Well, as it turned out, he didn't. We snuck out early and missed the last piece (by some guy named Hindemith). But really, the whole thing was kind of disturbing. I can't imagine that anybody in a wheelchair ever gets asked why they aren't standing up for "The Star-Spangled Banner." Or anybody with crutches for that matter. But a cane--well, it's not very noticeable, I guess. And the whole thing got me thinking about people with invisible disabilities. Take, for example, people with disabled placards in their cars. Not all of them are obviously disabled. Some of them look perfectly fine, but they probably have something wrong with them that you can't see. Nerve pain, maybe, or multiple sclerosis. And they have trouble getting around. You have to jump through a lot of hoops to get those placards, figuratively speaking (if memory serves, they didn't want to give Joan's mom one because she didn't have a driver's license and therefore, according to logic, never got in a car. I guess it didn't occur to anybody at the DMV that somebody else might pick her up and take her somewhere once in a while.)

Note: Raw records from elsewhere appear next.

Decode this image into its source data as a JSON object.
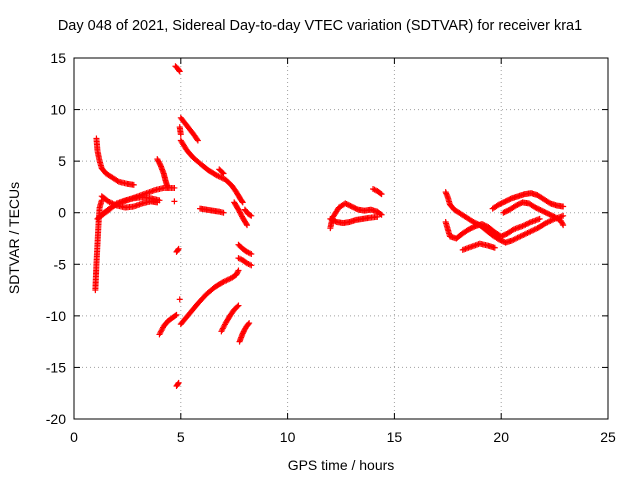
{
  "chart_data": {
    "type": "scatter",
    "title": "Day 048 of 2021, Sidereal Day-to-day VTEC variation (SDTVAR) for receiver kra1",
    "xlabel": "GPS time / hours",
    "ylabel": "SDTVAR / TECUs",
    "xlim": [
      0,
      25
    ],
    "ylim": [
      -20,
      15
    ],
    "xticks": [
      "0",
      "5",
      "10",
      "15",
      "20",
      "25"
    ],
    "yticks": [
      "-20",
      "-15",
      "-10",
      "-5",
      "0",
      "5",
      "10",
      "15"
    ],
    "grid": true,
    "marker": "plus",
    "color": "#ff0000",
    "segments": [
      [
        [
          1.0,
          -7.5
        ],
        [
          1.05,
          -5.0
        ],
        [
          1.1,
          -3.0
        ],
        [
          1.15,
          -1.0
        ],
        [
          1.2,
          0.5
        ],
        [
          1.3,
          1.2
        ]
      ],
      [
        [
          1.05,
          7.2
        ],
        [
          1.1,
          6.0
        ],
        [
          1.2,
          5.0
        ],
        [
          1.3,
          4.3
        ],
        [
          1.5,
          3.8
        ],
        [
          1.8,
          3.4
        ],
        [
          2.1,
          3.0
        ],
        [
          2.5,
          2.8
        ],
        [
          2.8,
          2.7
        ]
      ],
      [
        [
          1.1,
          -0.6
        ],
        [
          1.4,
          0.0
        ],
        [
          1.8,
          0.6
        ],
        [
          2.2,
          1.0
        ],
        [
          2.6,
          1.3
        ],
        [
          3.0,
          1.6
        ],
        [
          3.4,
          1.9
        ],
        [
          3.8,
          2.2
        ],
        [
          4.2,
          2.4
        ],
        [
          4.7,
          2.4
        ]
      ],
      [
        [
          1.3,
          1.6
        ],
        [
          1.6,
          1.1
        ],
        [
          2.0,
          0.7
        ],
        [
          2.4,
          0.5
        ],
        [
          2.8,
          0.6
        ],
        [
          3.2,
          0.9
        ],
        [
          3.6,
          1.1
        ],
        [
          3.9,
          1.0
        ]
      ],
      [
        [
          1.2,
          -0.4
        ],
        [
          1.6,
          0.2
        ],
        [
          2.0,
          0.9
        ],
        [
          2.4,
          1.2
        ],
        [
          2.8,
          1.4
        ],
        [
          3.2,
          1.5
        ],
        [
          3.6,
          1.4
        ],
        [
          4.0,
          1.2
        ]
      ],
      [
        [
          3.9,
          5.2
        ],
        [
          4.05,
          4.6
        ],
        [
          4.2,
          3.8
        ],
        [
          4.3,
          3.0
        ],
        [
          4.4,
          2.4
        ]
      ],
      [
        [
          4.0,
          -11.8
        ],
        [
          4.2,
          -11.0
        ],
        [
          4.4,
          -10.5
        ],
        [
          4.6,
          -10.2
        ],
        [
          4.8,
          -9.9
        ]
      ],
      [
        [
          4.75,
          14.2
        ],
        [
          4.85,
          14.0
        ],
        [
          4.95,
          13.7
        ]
      ],
      [
        [
          4.8,
          -16.8
        ],
        [
          4.9,
          -16.5
        ]
      ],
      [
        [
          4.8,
          -3.8
        ],
        [
          4.9,
          -3.5
        ]
      ],
      [
        [
          4.95,
          8.3
        ],
        [
          5.0,
          7.6
        ]
      ],
      [
        [
          5.0,
          9.2
        ],
        [
          5.3,
          8.4
        ],
        [
          5.6,
          7.6
        ],
        [
          5.8,
          7.0
        ]
      ],
      [
        [
          5.0,
          7.0
        ],
        [
          5.3,
          6.0
        ],
        [
          5.6,
          5.3
        ],
        [
          6.0,
          4.6
        ],
        [
          6.3,
          4.1
        ],
        [
          6.7,
          3.6
        ],
        [
          7.1,
          3.2
        ],
        [
          7.4,
          2.6
        ],
        [
          7.6,
          2.0
        ],
        [
          7.8,
          1.3
        ],
        [
          7.9,
          1.0
        ]
      ],
      [
        [
          5.0,
          -10.8
        ],
        [
          5.4,
          -9.8
        ],
        [
          5.8,
          -8.8
        ],
        [
          6.2,
          -7.9
        ],
        [
          6.6,
          -7.2
        ],
        [
          7.0,
          -6.7
        ],
        [
          7.4,
          -6.3
        ],
        [
          7.6,
          -6.0
        ],
        [
          7.7,
          -5.6
        ]
      ],
      [
        [
          5.9,
          0.4
        ],
        [
          6.2,
          0.3
        ],
        [
          6.5,
          0.2
        ],
        [
          6.8,
          0.1
        ],
        [
          7.0,
          0.0
        ]
      ],
      [
        [
          6.8,
          4.2
        ],
        [
          7.0,
          3.8
        ]
      ],
      [
        [
          6.9,
          -11.5
        ],
        [
          7.1,
          -10.7
        ],
        [
          7.3,
          -10.0
        ],
        [
          7.5,
          -9.4
        ],
        [
          7.7,
          -9.0
        ]
      ],
      [
        [
          7.5,
          1.0
        ],
        [
          7.7,
          0.3
        ],
        [
          7.9,
          -0.5
        ],
        [
          8.1,
          -1.2
        ]
      ],
      [
        [
          7.7,
          -3.1
        ],
        [
          7.9,
          -3.5
        ],
        [
          8.1,
          -3.8
        ],
        [
          8.3,
          -4.0
        ]
      ],
      [
        [
          7.7,
          -4.4
        ],
        [
          7.9,
          -4.6
        ],
        [
          8.1,
          -4.9
        ],
        [
          8.3,
          -5.1
        ]
      ],
      [
        [
          7.75,
          -12.5
        ],
        [
          7.9,
          -11.7
        ],
        [
          8.05,
          -11.1
        ],
        [
          8.2,
          -10.7
        ]
      ],
      [
        [
          8.0,
          0.3
        ],
        [
          8.15,
          -0.1
        ],
        [
          8.3,
          -0.3
        ]
      ],
      [
        [
          12.0,
          -1.5
        ],
        [
          12.1,
          -0.5
        ],
        [
          12.4,
          0.5
        ],
        [
          12.7,
          0.9
        ],
        [
          13.0,
          0.6
        ],
        [
          13.3,
          0.3
        ],
        [
          13.6,
          0.2
        ],
        [
          13.9,
          0.3
        ],
        [
          14.2,
          0.1
        ],
        [
          14.4,
          -0.2
        ]
      ],
      [
        [
          12.0,
          -0.6
        ],
        [
          12.3,
          -0.9
        ],
        [
          12.6,
          -1.0
        ],
        [
          12.9,
          -0.9
        ],
        [
          13.2,
          -0.7
        ],
        [
          13.5,
          -0.6
        ],
        [
          13.8,
          -0.5
        ],
        [
          14.2,
          -0.4
        ]
      ],
      [
        [
          14.0,
          2.3
        ],
        [
          14.2,
          2.1
        ],
        [
          14.4,
          1.8
        ]
      ],
      [
        [
          17.4,
          2.0
        ],
        [
          17.5,
          1.5
        ],
        [
          17.6,
          0.8
        ],
        [
          17.8,
          0.3
        ],
        [
          18.1,
          -0.1
        ],
        [
          18.4,
          -0.5
        ],
        [
          18.7,
          -0.9
        ],
        [
          19.0,
          -1.2
        ],
        [
          19.3,
          -1.7
        ],
        [
          19.6,
          -2.2
        ],
        [
          19.9,
          -2.6
        ],
        [
          20.2,
          -2.9
        ],
        [
          20.5,
          -2.7
        ],
        [
          20.9,
          -2.3
        ],
        [
          21.3,
          -1.9
        ],
        [
          21.7,
          -1.5
        ],
        [
          22.1,
          -1.0
        ],
        [
          22.5,
          -0.6
        ],
        [
          22.9,
          -0.3
        ]
      ],
      [
        [
          17.4,
          -0.9
        ],
        [
          17.6,
          -2.3
        ],
        [
          17.9,
          -2.5
        ],
        [
          18.2,
          -2.0
        ],
        [
          18.5,
          -1.6
        ],
        [
          18.8,
          -1.3
        ],
        [
          19.1,
          -1.1
        ],
        [
          19.4,
          -1.4
        ],
        [
          19.7,
          -1.9
        ],
        [
          20.0,
          -2.3
        ],
        [
          20.3,
          -2.0
        ],
        [
          20.6,
          -1.6
        ],
        [
          21.0,
          -1.3
        ],
        [
          21.4,
          -0.9
        ],
        [
          21.8,
          -0.6
        ]
      ],
      [
        [
          18.2,
          -3.6
        ],
        [
          18.6,
          -3.3
        ],
        [
          19.0,
          -3.0
        ],
        [
          19.4,
          -3.2
        ],
        [
          19.7,
          -3.4
        ]
      ],
      [
        [
          19.6,
          0.4
        ],
        [
          19.9,
          0.8
        ],
        [
          20.2,
          1.1
        ],
        [
          20.5,
          1.4
        ],
        [
          20.8,
          1.6
        ],
        [
          21.1,
          1.8
        ],
        [
          21.4,
          1.9
        ],
        [
          21.7,
          1.7
        ],
        [
          22.0,
          1.3
        ],
        [
          22.3,
          0.9
        ],
        [
          22.6,
          0.7
        ],
        [
          22.9,
          0.6
        ]
      ],
      [
        [
          20.1,
          0.0
        ],
        [
          20.4,
          0.3
        ],
        [
          20.7,
          0.7
        ],
        [
          21.0,
          1.0
        ],
        [
          21.3,
          0.9
        ],
        [
          21.6,
          0.5
        ],
        [
          21.9,
          0.2
        ],
        [
          22.2,
          -0.1
        ],
        [
          22.5,
          -0.4
        ],
        [
          22.8,
          -0.8
        ],
        [
          22.9,
          -1.2
        ]
      ]
    ],
    "isolated_points": [
      [
        4.7,
        1.1
      ],
      [
        4.95,
        -8.4
      ]
    ]
  }
}
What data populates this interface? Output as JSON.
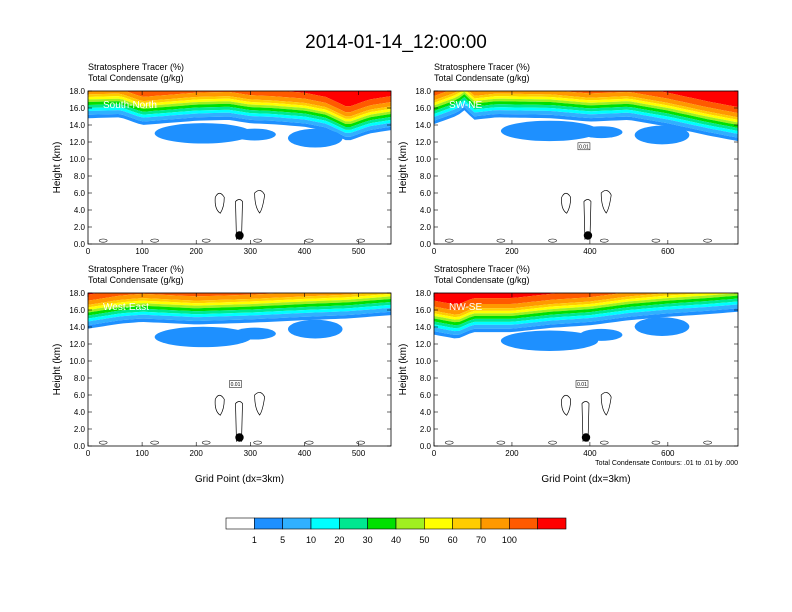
{
  "page": {
    "title": "2014-01-14_12:00:00"
  },
  "palette": [
    "#ffffff",
    "#1e90ff",
    "#30b0ff",
    "#00ffff",
    "#00e890",
    "#00e000",
    "#a0f020",
    "#ffff00",
    "#ffcc00",
    "#ff9900",
    "#ff5a00",
    "#ff0000"
  ],
  "labels": {
    "tracer_title": "Stratosphere Tracer   (%)",
    "condensate_title": "Total Condensate   (g/kg)",
    "ylabel": "Height (km)",
    "xlabel": "Grid Point (dx=3km)",
    "contour_note": "Total Condensate Contours: .01 to .01 by .000",
    "contour_tag": "0.01"
  },
  "chart_data": [
    {
      "type": "heatmap",
      "name": "South-North",
      "xlim": [
        0,
        560
      ],
      "ylim": [
        0,
        18
      ],
      "xticks": [
        0,
        100,
        200,
        300,
        400,
        500
      ],
      "yticks": [
        0.0,
        2.0,
        4.0,
        6.0,
        8.0,
        10.0,
        12.0,
        14.0,
        16.0,
        18.0
      ],
      "tropopause_km": [
        [
          0,
          15.2
        ],
        [
          60,
          15.3
        ],
        [
          100,
          14.4
        ],
        [
          140,
          14.6
        ],
        [
          200,
          14.9
        ],
        [
          260,
          15.0
        ],
        [
          300,
          14.6
        ],
        [
          340,
          14.5
        ],
        [
          400,
          14.2
        ],
        [
          440,
          13.7
        ],
        [
          480,
          12.5
        ],
        [
          520,
          13.4
        ],
        [
          560,
          13.8
        ]
      ],
      "marker": {
        "x": 280,
        "y": 1.0
      },
      "has_tag": false
    },
    {
      "type": "heatmap",
      "name": "SW-NE",
      "xlim": [
        0,
        780
      ],
      "ylim": [
        0,
        18
      ],
      "xticks": [
        0,
        200,
        400,
        600
      ],
      "yticks": [
        0.0,
        2.0,
        4.0,
        6.0,
        8.0,
        10.0,
        12.0,
        14.0,
        16.0,
        18.0
      ],
      "tropopause_km": [
        [
          0,
          14.5
        ],
        [
          60,
          15.5
        ],
        [
          80,
          16.2
        ],
        [
          100,
          15.0
        ],
        [
          160,
          15.3
        ],
        [
          300,
          15.2
        ],
        [
          400,
          14.8
        ],
        [
          500,
          15.0
        ],
        [
          600,
          14.2
        ],
        [
          700,
          13.2
        ],
        [
          780,
          12.5
        ]
      ],
      "marker": {
        "x": 395,
        "y": 1.0
      },
      "has_tag": true
    },
    {
      "type": "heatmap",
      "name": "West-East",
      "xlim": [
        0,
        560
      ],
      "ylim": [
        0,
        18
      ],
      "xticks": [
        0,
        100,
        200,
        300,
        400,
        500
      ],
      "yticks": [
        0.0,
        2.0,
        4.0,
        6.0,
        8.0,
        10.0,
        12.0,
        14.0,
        16.0,
        18.0
      ],
      "tropopause_km": [
        [
          0,
          14.2
        ],
        [
          60,
          14.8
        ],
        [
          100,
          15.0
        ],
        [
          200,
          14.7
        ],
        [
          300,
          14.9
        ],
        [
          400,
          15.2
        ],
        [
          480,
          15.4
        ],
        [
          560,
          15.8
        ]
      ],
      "marker": {
        "x": 280,
        "y": 1.0
      },
      "has_tag": true
    },
    {
      "type": "heatmap",
      "name": "NW-SE",
      "xlim": [
        0,
        780
      ],
      "ylim": [
        0,
        18
      ],
      "xticks": [
        0,
        200,
        400,
        600
      ],
      "yticks": [
        0.0,
        2.0,
        4.0,
        6.0,
        8.0,
        10.0,
        12.0,
        14.0,
        16.0,
        18.0
      ],
      "tropopause_km": [
        [
          0,
          13.5
        ],
        [
          60,
          13.0
        ],
        [
          100,
          13.8
        ],
        [
          200,
          13.8
        ],
        [
          300,
          14.3
        ],
        [
          400,
          14.6
        ],
        [
          500,
          15.2
        ],
        [
          600,
          15.6
        ],
        [
          700,
          15.9
        ],
        [
          780,
          16.2
        ]
      ],
      "marker": {
        "x": 390,
        "y": 1.0
      },
      "has_tag": true
    },
    {
      "type": "colorbar",
      "levels": [
        "1",
        "5",
        "10",
        "20",
        "30",
        "40",
        "50",
        "60",
        "70",
        "100"
      ]
    }
  ]
}
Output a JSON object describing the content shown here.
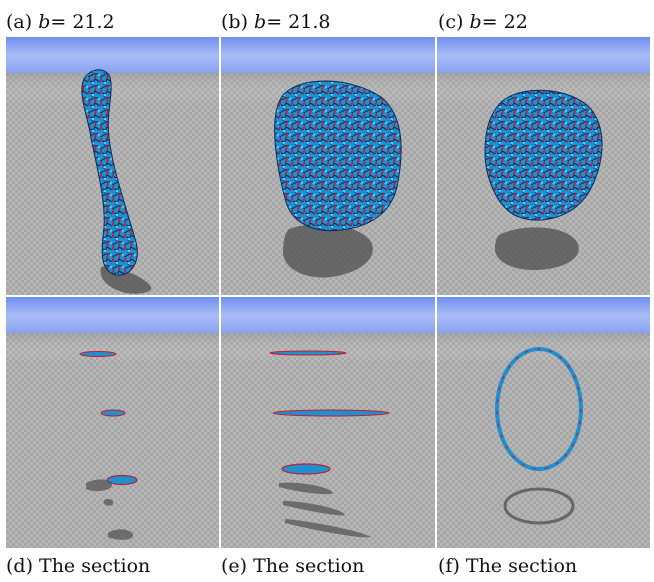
{
  "figure": {
    "top_captions": [
      {
        "letter": "(a)",
        "var": "b",
        "eq": "= 21.2"
      },
      {
        "letter": "(b)",
        "var": "b",
        "eq": "= 21.8"
      },
      {
        "letter": "(c)",
        "var": "b",
        "eq": "= 22"
      }
    ],
    "bottom_captions": [
      {
        "text": "(d) The section"
      },
      {
        "text": "(e) The section"
      },
      {
        "text": "(f) The section"
      }
    ]
  },
  "colors": {
    "sky": "#8fa6f2",
    "floor": "#b3b3b3",
    "shell_blue": "#2aa6e0",
    "shell_red": "#c0202a",
    "shadow": "#5a5a5a"
  }
}
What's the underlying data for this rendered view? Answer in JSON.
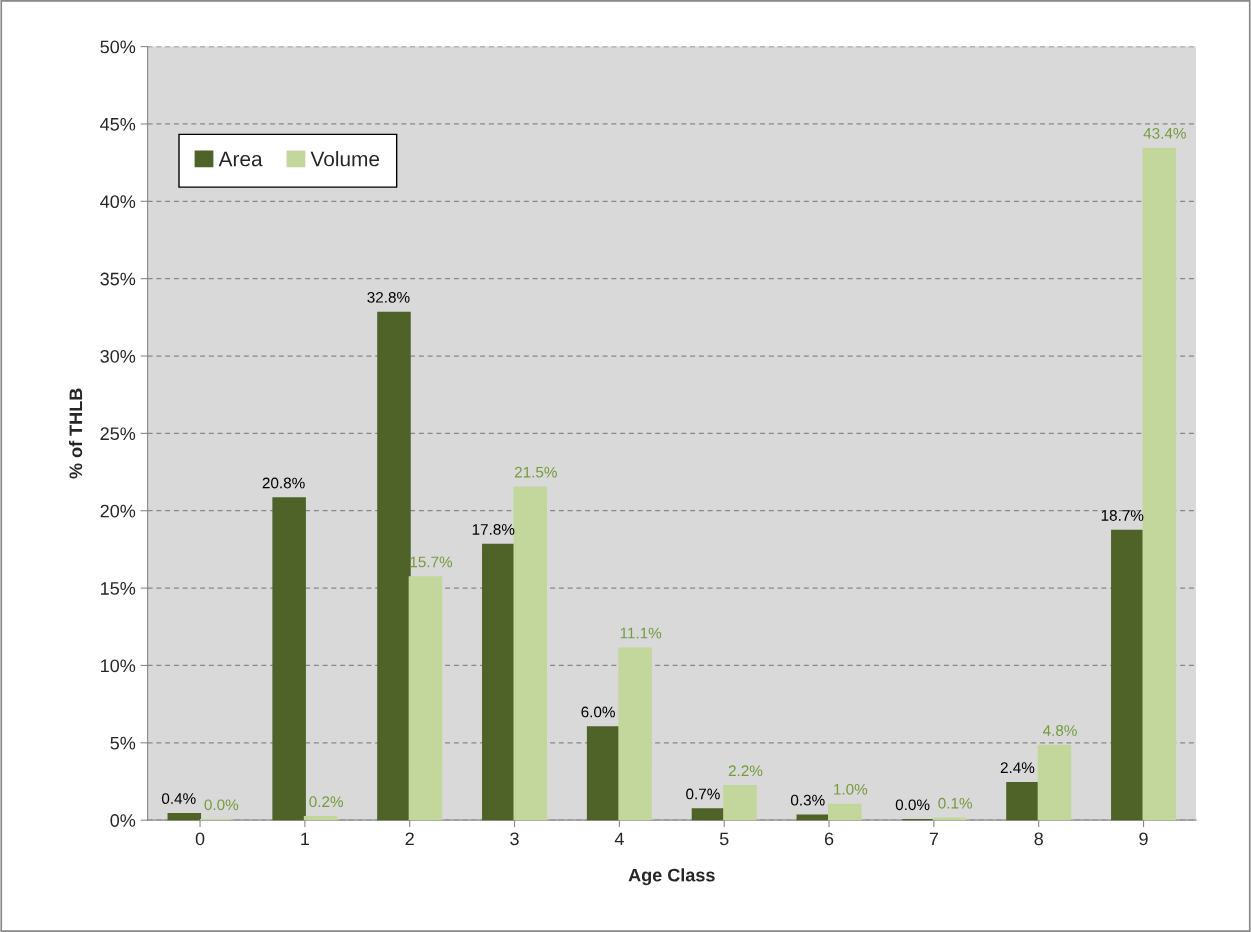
{
  "chart_data": {
    "type": "bar",
    "xlabel": "Age Class",
    "ylabel": "% of THLB",
    "categories": [
      "0",
      "1",
      "2",
      "3",
      "4",
      "5",
      "6",
      "7",
      "8",
      "9"
    ],
    "series": [
      {
        "name": "Area",
        "color": "#4f6228",
        "values": [
          0.4,
          20.8,
          32.8,
          17.8,
          6.0,
          0.7,
          0.3,
          0.0,
          2.4,
          18.7
        ],
        "value_labels": [
          "0.4%",
          "20.8%",
          "32.8%",
          "17.8%",
          "6.0%",
          "0.7%",
          "0.3%",
          "0.0%",
          "2.4%",
          "18.7%"
        ]
      },
      {
        "name": "Volume",
        "color": "#c3d69b",
        "values": [
          0.0,
          0.2,
          15.7,
          21.5,
          11.1,
          2.2,
          1.0,
          0.1,
          4.8,
          43.4
        ],
        "value_labels": [
          "0.0%",
          "0.2%",
          "15.7%",
          "21.5%",
          "11.1%",
          "2.2%",
          "1.0%",
          "0.1%",
          "4.8%",
          "43.4%"
        ]
      }
    ],
    "ylim": [
      0,
      50
    ],
    "yticks": [
      {
        "value": 0,
        "label": "0%"
      },
      {
        "value": 5,
        "label": "5%"
      },
      {
        "value": 10,
        "label": "10%"
      },
      {
        "value": 15,
        "label": "15%"
      },
      {
        "value": 20,
        "label": "20%"
      },
      {
        "value": 25,
        "label": "25%"
      },
      {
        "value": 30,
        "label": "30%"
      },
      {
        "value": 35,
        "label": "35%"
      },
      {
        "value": 40,
        "label": "40%"
      },
      {
        "value": 45,
        "label": "45%"
      },
      {
        "value": 50,
        "label": "50%"
      }
    ],
    "grid": "y",
    "line_style": "dashed",
    "legend": "top left"
  }
}
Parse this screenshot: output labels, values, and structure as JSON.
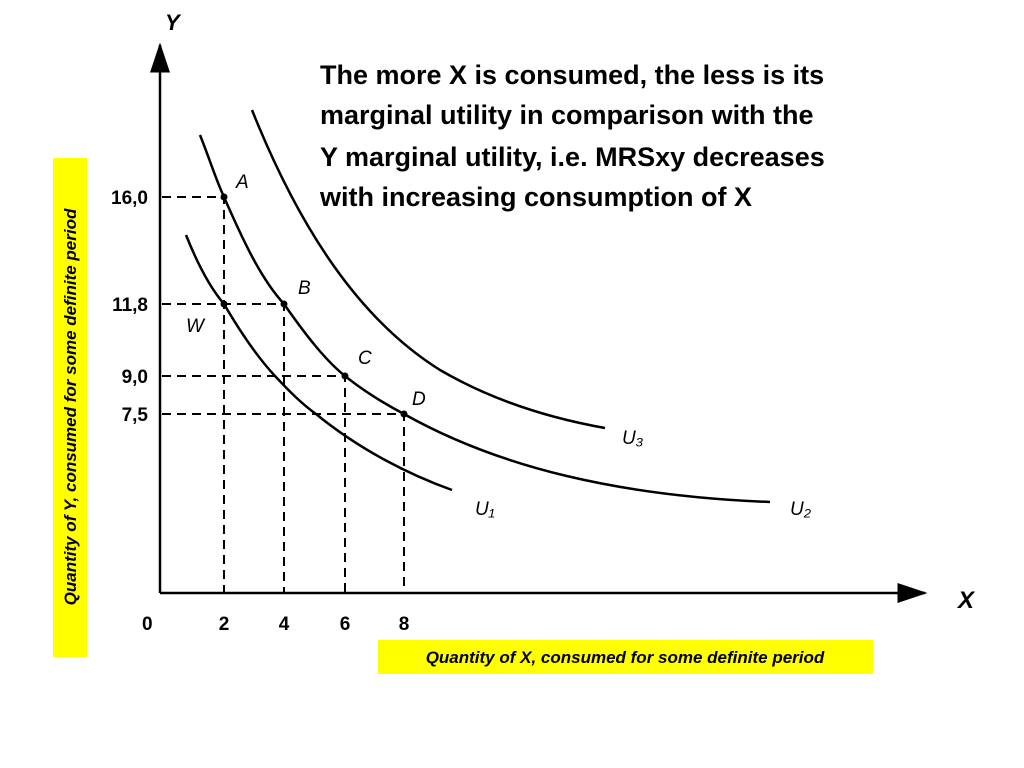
{
  "axes": {
    "y_label": "Y",
    "x_label": "X",
    "origin": "0"
  },
  "y_ticks": [
    "16,0",
    "11,8",
    "9,0",
    "7,5"
  ],
  "x_ticks": [
    "2",
    "4",
    "6",
    "8"
  ],
  "points": [
    "A",
    "B",
    "C",
    "D",
    "W"
  ],
  "curves": [
    "U₁",
    "U₂",
    "U₃"
  ],
  "annotation": [
    "The more X is  consumed, the less is its",
    "marginal utility in comparison with the",
    "Y marginal utility, i.e. MRSxy decreases",
    "with increasing consumption of X"
  ],
  "y_axis_title": "Quantity of Y, consumed  for some definite period",
  "x_axis_title": "Quantity of X, consumed  for some definite period"
}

Take people who are mentally ill. You may not be able to tell who they are, because they look just like everybody else, but there are some people who have a lot more trouble getting through the day than the rest of us. They probably don't have disabled placards, but some of them have mornings where they can't get up and nights when they can't get to sleep. They may have wildly fluctuating energy levels and some days they just hide in the house because they can't cope with the human race. I don't think most of y'all would yell at someone for not standing up for "The Star-Spangled Banner." Well, maybe you shouldn't give somebody a hard time and call him or her lazy if he can't make it in to work today. Maybe that's just the way it goes sometimes.
Anyway, I'm sure there are classical concerts that don't involve having to disclose your entire medical history to a complete stranger. And I'm sure we'll go back for one of those.